Page posted its weakest-ever quarterly print (significantly below our/street estimates) dragged by slowdown, higher sales incentives (netted off from topline) and destocking by retailers (liquidity issues) compounded by high-margin base (GST credits). Revenue was flat (1% volume growth) and EBITDA/PAT declined 18-20% YoY. Management was surprisingly dismissive of any competitive or channel-led challenges in its maiden earnings call and remained optimistic on FY20 performance, near-term liquidity challenges notwithstanding.
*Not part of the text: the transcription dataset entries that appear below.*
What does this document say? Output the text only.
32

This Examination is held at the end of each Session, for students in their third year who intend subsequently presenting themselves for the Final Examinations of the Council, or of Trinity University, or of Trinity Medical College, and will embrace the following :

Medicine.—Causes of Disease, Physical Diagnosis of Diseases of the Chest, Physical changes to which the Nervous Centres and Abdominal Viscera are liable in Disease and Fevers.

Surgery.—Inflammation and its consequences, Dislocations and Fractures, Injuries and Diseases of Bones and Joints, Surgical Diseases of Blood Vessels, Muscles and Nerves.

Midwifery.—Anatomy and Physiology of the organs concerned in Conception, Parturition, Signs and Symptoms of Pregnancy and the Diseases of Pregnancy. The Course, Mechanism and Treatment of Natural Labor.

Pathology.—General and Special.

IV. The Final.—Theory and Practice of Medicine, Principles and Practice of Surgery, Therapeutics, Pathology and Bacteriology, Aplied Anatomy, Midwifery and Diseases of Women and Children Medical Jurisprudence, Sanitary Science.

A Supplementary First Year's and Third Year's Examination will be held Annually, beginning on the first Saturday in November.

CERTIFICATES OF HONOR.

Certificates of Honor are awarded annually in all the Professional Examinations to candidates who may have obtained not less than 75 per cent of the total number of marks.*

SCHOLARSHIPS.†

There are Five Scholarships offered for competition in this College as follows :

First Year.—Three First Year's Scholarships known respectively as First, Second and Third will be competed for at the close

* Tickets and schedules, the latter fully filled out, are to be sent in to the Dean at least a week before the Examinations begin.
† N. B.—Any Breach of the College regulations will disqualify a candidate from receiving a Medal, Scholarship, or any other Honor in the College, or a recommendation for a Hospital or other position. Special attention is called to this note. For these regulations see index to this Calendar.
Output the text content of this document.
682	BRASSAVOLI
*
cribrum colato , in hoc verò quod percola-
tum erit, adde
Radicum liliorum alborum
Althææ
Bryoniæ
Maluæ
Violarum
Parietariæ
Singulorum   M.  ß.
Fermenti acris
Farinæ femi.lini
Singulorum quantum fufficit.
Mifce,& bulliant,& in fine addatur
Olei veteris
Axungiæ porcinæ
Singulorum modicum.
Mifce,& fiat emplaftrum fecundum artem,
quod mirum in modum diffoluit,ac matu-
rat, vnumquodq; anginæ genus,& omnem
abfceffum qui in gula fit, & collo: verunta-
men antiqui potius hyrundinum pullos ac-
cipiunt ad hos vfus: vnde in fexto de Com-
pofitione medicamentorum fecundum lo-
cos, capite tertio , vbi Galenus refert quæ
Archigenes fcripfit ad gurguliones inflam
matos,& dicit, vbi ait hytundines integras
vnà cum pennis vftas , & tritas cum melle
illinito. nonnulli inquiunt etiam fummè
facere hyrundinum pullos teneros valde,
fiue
We bake in a shade less optimistic forecast and do see competitive challenges as a real threat especially for core menswear segment. Cut our EPS estimates by 10-11% as we bake in Q4 miss and trim our revenue estimates. We have ‘SELL’ rating with revised DCF-based TP of Rs 19,500 (implied target P/E of 40x Mar-21 EPS).
EBITDA declined by 18% YoY to Rs 1.2 bn (26% YoY below our estimate) dragged by 450 bps YoY dip in EBITDA margin to 19.7% due to weak leverage and 26% YoY jump in staff costs (higher number of employees and increase in actuarial valuation); we note gross margin expanded 100 bps YoY.
Management in its maiden call surprisingly maintained its optimistic outlook for FY20 (internal target of 10% volume growth, 20% revenue growth and 21-22% EBITDA margin) and dismissed all concerns regarding competition (enough room for all) or channel hygiene issues. Higher brand investments, sharper focus on network expansion and ramp-up of Jockey Juniors (kids’ wear range, separate distribution vertical set up) drive its optimism.
Page has given a guidance of 10% volume growth; 3-5% pricing growth and ~5% mix improvement to aid overall 20% revenue growth. It believes sustainable EBITDA margins should be in the range of 21-22%. Capex for the year FY19 stood at `470m and the company is planning for a similar amount in FY20, it intends to double its manufacturing capacity from present 260m pieces in the next 4-5 years, It plans to open two units, one near Mysore in Karnataka to be operational by Q3FY20 and another in Anantapur in Andhra Pradesh expected to be operational by Q4FY21.